AYNI HATALARI TEKRARLAYIP FARKLI SONUÇLAR BEKLEMEK!
Afetler Değil, Kamusal Önceliği Olmayan Politikalar ve Uygulamalar Can ve Mal Güvenliğini Tehdit Ediyor.
AYNI HATALARI TEKRARLAYIP FARKLI SONUÇLAR BEKLEMEK
Afetler Değil, Kamusal Önceliği Olmayan Politikalar ve Uygulamalar Can ve Mal Güvenliğini Tehdit Ediyor.
Geçtiğimiz yıl yaşadığımız afetlerin tekrarını bu yıl bir kez daha üzülerek yaşıyoruz. Sorunu yaratan gerekçeler düzeltilmediği sürece farklı sonuçlar elde etmek beklenmemelidir. Bu nedenle; geçen yıl yaptığımız açıklamalar halen güncelliğini korumaktadır.
Deprem, yangın ve sel gibi ülkemizin çeşitli yörelerinde yaşanan afetlerin yarattığı yıkım ve can kayıpları giderek artmaktadır. Afet yönetiminin eksikliği, kamusal işlevlerin tasfiyesi, plansız ve çarpık yapılaşma vb yaşanan yıkım ve can kayıplarının temel nedenidir.
Batı Karadeniz'i etkisi altına alan yoğun yağışların afete dönüşmesi sonucu zarar gören yurttaşlarımıza geçmiş olsun dileklerimizi iletiyoruz. Tablonun daha da ağırlaşmamasını umuyor ve ülkemizi yönetenleri akla, bilime ve tekniğe uygun gerekli adımları atmaya davet ediyoruz.
Sel felaketlerinin temel nedenleri, iklim değişikliği etkileri yanında; kamunun insan ve doğa odaklı olmayan insan kaynaklı doğa tahribatları, yanlış su politikaları, HES’ler, plansız ve çarpık kentleşme, yetersiz altyapı ile merkezi ve yerel yönetimlerin kentleri rant politikalarına teslim etmesidir.
HES’ler ile vadi yataklarının doğal yapısı ve akışı bozulmuştur. Çarpık kentleşme sonucu, dere taşkın alanları ve dere yatakları yapılaşmaya açılmıştır. İmar affı adı altında, yanlış yerlerde mühendislik hizmeti alınmadan inşa edilen kaçak yapılara göz yumulmuş, yurttaşlarımız güvenliksiz ve sağlıksız yapılarda, risk altında yaşamaya mecbur bırakılmıştır.
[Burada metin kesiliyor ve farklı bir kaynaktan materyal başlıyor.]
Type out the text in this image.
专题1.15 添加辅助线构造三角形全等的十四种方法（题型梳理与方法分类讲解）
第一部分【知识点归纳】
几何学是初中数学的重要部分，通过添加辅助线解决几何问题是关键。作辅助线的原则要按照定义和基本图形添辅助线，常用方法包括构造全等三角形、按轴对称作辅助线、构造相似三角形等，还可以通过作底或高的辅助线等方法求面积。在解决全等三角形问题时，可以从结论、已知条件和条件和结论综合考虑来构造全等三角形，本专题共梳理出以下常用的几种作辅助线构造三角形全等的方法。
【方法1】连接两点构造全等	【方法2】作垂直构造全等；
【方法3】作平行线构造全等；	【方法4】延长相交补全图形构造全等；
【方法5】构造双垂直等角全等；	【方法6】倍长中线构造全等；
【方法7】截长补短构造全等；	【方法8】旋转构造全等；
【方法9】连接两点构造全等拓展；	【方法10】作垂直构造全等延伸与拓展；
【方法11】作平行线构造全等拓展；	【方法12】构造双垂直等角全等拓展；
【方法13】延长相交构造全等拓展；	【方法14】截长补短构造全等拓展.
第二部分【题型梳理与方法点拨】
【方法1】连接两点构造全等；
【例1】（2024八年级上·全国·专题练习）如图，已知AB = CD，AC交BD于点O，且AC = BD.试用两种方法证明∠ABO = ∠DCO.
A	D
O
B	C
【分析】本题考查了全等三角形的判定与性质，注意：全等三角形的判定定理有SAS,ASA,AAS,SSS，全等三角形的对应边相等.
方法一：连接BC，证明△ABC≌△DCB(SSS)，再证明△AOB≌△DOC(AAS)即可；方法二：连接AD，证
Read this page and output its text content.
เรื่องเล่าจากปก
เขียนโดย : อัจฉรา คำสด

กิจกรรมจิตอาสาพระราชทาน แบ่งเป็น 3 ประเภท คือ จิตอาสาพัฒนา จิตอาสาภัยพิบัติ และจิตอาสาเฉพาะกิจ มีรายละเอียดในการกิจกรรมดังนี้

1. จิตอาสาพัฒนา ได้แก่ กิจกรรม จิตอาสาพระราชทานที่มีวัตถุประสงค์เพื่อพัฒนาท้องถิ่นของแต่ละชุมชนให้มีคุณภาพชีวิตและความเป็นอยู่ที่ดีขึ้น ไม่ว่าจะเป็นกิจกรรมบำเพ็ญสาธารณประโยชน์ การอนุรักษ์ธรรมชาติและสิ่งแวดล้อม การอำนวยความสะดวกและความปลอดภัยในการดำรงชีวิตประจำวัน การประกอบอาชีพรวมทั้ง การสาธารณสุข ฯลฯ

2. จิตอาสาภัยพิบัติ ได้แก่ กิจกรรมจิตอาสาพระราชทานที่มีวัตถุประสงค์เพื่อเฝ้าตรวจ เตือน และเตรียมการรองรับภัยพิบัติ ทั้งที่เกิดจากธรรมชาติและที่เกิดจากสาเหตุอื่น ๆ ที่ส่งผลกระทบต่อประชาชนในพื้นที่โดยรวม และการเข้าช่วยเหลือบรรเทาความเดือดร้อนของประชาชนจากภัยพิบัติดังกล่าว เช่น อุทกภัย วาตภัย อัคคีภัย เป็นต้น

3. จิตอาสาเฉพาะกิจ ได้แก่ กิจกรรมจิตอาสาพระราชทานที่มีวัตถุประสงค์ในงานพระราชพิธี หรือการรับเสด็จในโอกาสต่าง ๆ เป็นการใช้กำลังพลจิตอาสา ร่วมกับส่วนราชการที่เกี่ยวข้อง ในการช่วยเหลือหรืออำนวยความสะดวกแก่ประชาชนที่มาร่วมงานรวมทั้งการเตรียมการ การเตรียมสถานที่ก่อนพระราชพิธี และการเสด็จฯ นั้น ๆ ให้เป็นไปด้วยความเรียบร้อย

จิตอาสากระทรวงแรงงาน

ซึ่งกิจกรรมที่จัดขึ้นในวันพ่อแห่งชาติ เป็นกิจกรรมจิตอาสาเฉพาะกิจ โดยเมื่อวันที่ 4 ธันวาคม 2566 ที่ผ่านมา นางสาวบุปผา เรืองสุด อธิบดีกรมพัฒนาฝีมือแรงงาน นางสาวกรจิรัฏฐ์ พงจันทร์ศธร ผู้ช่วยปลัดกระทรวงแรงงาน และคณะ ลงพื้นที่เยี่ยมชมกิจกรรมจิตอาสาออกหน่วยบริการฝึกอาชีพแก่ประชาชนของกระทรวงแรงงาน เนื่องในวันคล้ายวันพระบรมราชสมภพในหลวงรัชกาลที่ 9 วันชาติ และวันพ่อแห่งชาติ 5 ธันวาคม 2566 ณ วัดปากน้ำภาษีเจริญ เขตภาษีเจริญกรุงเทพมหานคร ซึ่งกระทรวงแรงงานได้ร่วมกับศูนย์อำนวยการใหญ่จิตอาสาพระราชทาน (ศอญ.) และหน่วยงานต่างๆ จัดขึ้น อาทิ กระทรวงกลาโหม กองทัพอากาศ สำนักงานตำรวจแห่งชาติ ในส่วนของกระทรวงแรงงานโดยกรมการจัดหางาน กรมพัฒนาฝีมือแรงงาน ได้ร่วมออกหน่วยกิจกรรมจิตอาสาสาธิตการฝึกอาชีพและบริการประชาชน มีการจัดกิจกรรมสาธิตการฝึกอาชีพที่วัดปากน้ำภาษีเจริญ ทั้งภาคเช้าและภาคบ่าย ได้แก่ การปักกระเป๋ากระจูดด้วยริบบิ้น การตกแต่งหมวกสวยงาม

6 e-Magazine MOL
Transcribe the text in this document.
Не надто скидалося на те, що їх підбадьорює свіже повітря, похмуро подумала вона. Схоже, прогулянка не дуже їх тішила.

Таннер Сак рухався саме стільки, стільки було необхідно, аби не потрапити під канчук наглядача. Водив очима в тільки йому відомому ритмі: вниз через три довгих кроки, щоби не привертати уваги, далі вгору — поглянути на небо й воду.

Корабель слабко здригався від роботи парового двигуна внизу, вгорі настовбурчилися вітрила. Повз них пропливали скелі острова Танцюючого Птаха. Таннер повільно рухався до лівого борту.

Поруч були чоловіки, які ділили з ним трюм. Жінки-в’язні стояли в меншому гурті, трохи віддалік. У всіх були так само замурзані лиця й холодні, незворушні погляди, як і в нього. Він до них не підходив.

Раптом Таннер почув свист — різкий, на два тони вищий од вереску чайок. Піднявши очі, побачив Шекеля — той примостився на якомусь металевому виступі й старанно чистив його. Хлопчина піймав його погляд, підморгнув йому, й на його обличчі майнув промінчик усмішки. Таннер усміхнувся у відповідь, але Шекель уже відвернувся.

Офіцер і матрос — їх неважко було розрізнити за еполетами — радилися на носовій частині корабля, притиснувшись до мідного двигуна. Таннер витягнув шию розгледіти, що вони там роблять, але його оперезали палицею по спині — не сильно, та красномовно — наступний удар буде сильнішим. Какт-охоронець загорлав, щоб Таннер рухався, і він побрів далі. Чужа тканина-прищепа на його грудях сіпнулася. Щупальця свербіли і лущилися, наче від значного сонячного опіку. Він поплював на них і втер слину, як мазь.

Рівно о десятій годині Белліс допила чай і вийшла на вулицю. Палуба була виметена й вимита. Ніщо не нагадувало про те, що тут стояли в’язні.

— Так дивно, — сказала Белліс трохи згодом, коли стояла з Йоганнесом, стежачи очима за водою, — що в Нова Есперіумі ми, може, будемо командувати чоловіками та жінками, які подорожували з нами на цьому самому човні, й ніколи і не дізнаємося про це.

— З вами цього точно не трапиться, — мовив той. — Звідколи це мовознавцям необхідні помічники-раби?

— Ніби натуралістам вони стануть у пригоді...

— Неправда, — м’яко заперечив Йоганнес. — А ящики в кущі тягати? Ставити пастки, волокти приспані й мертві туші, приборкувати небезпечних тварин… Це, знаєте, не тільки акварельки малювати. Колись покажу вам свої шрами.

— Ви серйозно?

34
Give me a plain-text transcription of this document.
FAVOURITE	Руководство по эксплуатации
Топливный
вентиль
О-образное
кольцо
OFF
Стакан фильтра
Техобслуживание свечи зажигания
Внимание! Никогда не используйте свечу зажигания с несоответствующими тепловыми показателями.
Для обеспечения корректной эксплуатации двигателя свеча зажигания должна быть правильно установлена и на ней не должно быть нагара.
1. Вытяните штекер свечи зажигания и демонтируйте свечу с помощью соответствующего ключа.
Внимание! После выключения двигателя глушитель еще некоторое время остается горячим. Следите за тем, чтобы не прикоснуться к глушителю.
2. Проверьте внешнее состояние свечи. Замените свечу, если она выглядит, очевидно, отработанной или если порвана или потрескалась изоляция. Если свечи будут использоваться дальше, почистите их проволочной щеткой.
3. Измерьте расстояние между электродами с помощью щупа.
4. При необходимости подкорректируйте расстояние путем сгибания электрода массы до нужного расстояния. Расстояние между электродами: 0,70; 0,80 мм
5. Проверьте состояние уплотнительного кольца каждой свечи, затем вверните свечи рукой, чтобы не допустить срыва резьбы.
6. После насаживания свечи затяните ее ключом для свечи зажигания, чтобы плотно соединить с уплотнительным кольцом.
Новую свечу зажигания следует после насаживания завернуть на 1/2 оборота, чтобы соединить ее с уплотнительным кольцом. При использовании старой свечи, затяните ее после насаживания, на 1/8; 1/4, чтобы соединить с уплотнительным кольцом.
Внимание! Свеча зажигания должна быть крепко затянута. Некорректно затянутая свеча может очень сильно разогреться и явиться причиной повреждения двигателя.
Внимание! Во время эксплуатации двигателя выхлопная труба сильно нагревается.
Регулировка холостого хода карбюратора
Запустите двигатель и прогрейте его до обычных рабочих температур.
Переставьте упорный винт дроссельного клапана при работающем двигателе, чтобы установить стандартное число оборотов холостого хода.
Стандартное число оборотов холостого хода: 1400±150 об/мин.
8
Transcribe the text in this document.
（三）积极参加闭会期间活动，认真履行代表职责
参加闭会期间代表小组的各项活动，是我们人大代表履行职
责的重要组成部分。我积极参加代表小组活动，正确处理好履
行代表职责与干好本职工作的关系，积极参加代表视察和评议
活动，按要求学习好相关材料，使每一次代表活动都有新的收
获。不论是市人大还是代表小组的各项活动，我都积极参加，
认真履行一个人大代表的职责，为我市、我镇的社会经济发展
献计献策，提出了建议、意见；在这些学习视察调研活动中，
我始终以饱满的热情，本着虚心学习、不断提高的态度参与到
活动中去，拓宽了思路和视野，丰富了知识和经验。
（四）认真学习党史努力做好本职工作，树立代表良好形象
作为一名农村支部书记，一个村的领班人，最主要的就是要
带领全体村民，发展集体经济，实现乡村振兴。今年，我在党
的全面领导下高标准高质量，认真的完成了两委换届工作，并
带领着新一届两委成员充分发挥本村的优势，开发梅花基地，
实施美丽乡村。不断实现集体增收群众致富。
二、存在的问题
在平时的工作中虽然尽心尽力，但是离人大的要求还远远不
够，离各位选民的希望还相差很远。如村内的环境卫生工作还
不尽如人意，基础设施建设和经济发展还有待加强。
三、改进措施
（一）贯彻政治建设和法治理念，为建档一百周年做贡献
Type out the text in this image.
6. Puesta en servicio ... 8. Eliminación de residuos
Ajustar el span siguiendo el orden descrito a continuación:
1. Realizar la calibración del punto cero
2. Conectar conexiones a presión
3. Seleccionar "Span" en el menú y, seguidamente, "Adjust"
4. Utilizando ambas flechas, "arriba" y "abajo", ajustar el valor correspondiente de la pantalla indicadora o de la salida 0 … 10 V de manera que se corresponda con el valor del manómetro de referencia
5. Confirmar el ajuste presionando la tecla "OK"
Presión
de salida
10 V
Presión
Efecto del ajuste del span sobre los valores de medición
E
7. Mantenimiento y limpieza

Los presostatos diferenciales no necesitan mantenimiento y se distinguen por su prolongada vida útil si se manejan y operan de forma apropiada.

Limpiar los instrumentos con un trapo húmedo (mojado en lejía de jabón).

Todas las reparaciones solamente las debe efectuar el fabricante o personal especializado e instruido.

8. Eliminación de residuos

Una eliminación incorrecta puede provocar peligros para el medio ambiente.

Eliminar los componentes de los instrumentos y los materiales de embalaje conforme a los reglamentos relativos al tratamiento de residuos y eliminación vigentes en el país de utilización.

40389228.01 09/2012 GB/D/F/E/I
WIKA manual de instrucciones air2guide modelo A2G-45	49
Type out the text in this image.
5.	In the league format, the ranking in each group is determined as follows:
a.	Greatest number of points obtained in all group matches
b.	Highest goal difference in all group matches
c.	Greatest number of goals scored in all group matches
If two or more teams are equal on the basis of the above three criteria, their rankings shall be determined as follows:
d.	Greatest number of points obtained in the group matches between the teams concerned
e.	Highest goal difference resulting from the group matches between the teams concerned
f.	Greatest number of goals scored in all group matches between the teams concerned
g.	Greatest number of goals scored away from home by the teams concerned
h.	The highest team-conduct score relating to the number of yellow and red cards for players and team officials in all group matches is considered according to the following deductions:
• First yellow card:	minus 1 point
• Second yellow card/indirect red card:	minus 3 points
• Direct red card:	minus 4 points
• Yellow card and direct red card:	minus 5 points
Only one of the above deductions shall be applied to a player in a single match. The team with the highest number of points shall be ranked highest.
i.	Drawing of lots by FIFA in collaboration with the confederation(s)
Yanlış su yönetimi ve HES politikaları sonlandırılmalıdır. Dere yatakları acilen bilim ve tekniğin kurallarına uygun olarak rehabilite edilmeli, heyelan riski olan alanlar yapılaşmaya açılmamalı bu alanlar üzerindeki mevcut yapılar kaldırılmalıdır.
Dere yatakları, tekrar yapılaşmaya açılmaması için Anayasal koruma altına alınmalıdır. Bilim ve tekniğe uygun olmayan, ranta dayalı, doğa ve yaşam düşmanı projelere artık izin verilmemelidir.
Küresel ısınmanın etkilerini daha şiddetli görmeye başladığımız bu zamanlarda, doğal afet olarak adlandırdığımız deprem, sel, orman yangınları gibi felaketlerin can ve mal kaybına yol açmasını önlemenin tek yolu, insan hayatını ve çevreyi ön planda tutan doğru projeler ve kamusal denetimdir. Daha önce de söylediğimiz üzere; yetersiz kalınan afet yönetimi, akılcı, bilime dayalı olarak oluşturulmalıdır. TMMOB (Türk Mühendis ve Mimar Odaları Birliği) gibi kurumların, afet yönetimi sisteminden dışlanmasına son verilmeli, öneri ve itirazlarımız dikkate alınmalıdır.